[vivace-graph-devel] elephant

Wed Sep 14 20:01:29 UTC 2011

Comments inline below.

> Even with MMAPing there is there not still some significant overhead
> associated with deserializing the MMAPPed data to something lispy?

Yes, for persistence, this is unavoidable;  the solution is heavy 
caching and interning of strings (VG already does this).  I started work 
on some code a long time ago that worked like this:

One mmap'ed linear hash file per graph, with the triple-id as hash key. 
  The value slot is an offset (integer) into another mmap'ed file (or 
files) which is the actual triple storage area.  Because triples are 
never truly deleted, only a simple memory allocator is needed for the 
triple storage file (append only).  For indices, use some b-tree variant 
(possibly start with cl-btree: http://www.cliki.net/cl-btree or a 
b-trie: http://www.naskitis.com/naskitis-vldbj09.pdf) that maps keys to 
triple-ids.  So a non-cached lookup via triple-id would hit the mmap'ed 
hash table, get an offset into the triple storage area, deserialize the 
triple into the cache and return the struct (or vector if we want to be 
really efficient).  A search via an index would return a triple-id, 
which would hit the cache and return the triple or pass through to the 
hash table and repeat the deserialization process described above. 
AllegroGraph will use up as much memory as is available for caching, and 
with good reason;  the more triples we keep in memory, the less 
slow-down we get.  We might even have two layers of cache:  cache 
triples themselves, as well as queries that map to offsets in the data 
file or to triple-ids.  Also, since the hash table will be fairly small 
(integers -> integers), loading the whole thing into memory should be 
possible.

>> its complexity.  VG does not need the level of complexity or abstraction
>> that you get with elephant's indexes and class redefinition logic.
>
> Naively, I would expect the MOP stuff to be a factor. Is it?

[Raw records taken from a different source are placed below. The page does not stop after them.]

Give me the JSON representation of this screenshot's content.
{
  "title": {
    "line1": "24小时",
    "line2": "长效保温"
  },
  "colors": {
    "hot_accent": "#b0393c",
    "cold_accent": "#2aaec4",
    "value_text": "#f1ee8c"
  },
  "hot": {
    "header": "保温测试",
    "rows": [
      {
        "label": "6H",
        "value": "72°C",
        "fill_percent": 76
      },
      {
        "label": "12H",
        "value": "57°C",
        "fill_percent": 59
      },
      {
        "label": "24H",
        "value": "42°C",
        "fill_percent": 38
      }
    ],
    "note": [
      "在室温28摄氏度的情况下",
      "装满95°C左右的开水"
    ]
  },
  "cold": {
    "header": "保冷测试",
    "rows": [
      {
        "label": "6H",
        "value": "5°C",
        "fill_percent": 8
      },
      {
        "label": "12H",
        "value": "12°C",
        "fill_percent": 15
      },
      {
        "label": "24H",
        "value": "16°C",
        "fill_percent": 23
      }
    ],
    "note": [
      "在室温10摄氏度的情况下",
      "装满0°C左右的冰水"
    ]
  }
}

Yes, who needs the MOP in this circumstance?  I would prefer triples to 
be stored in memory as vectors (using the args to defstruct to force the 
use of vector storage) for the sake of efficiency.

>> In our
>> case, we are dealing with one class, the triple, and as such, we can be very
>> specific about how we store and index it as well as how we deal with it in
>> memory.  Standard b-trees simply won't efficiently handle the fanout of a
>> large triple store;  we need something specifically tuned to our purpose.
>
> Why not?

Think about what a triple really is:  each S, P or O is a completely 
unique thing in the database.  For the triple (Kevin likes cats), three 
symbols are created: 'Kevin, 'likes, and 'cats.  Another triple, say 
(Kevin likes dogs) only creates one new symbol: 'dogs.  There are not 
now two 'Kevin's in the db, but two triples that reference that one 
symbol.  When indexing something like this in a btree, each symbol is a 
node in the tree, and each level of the btree would correspond to a slot 
in the triple;  for example, to index in order of subject, predicate, 
object, the tree would be structured as

      S
     / \
    P   P
   / \   \
  O   O   O

Because nodes don't repeat and are atomic symbols, traversing the tree 
would be a linear search at each level.  In a b-trie 
(http://www.naskitis.com/naskitis-vldbj09.pdf), you could effectively 
string the S, P and O together and create more reasonably branching 
search paths.  For example, to index the two triples mentioned above 
with a third, (Kevin loves pizza), you would have a tree like:

                             K
                            /
                           E
                          /
                         V
                        /
                       I
                      /
                     N
                    /
                   L
                  / \
                 I   O
                /     \
               K       V
              /         \
             E           E
            /             \
           S               S
          / \               \
      CATS   DOGS            PIZZA
        /     \               \
       ID     ID               ID

This would also allow for substring matching in a very simple way.  Read 
the paper for more details and a comparison to B+ trees.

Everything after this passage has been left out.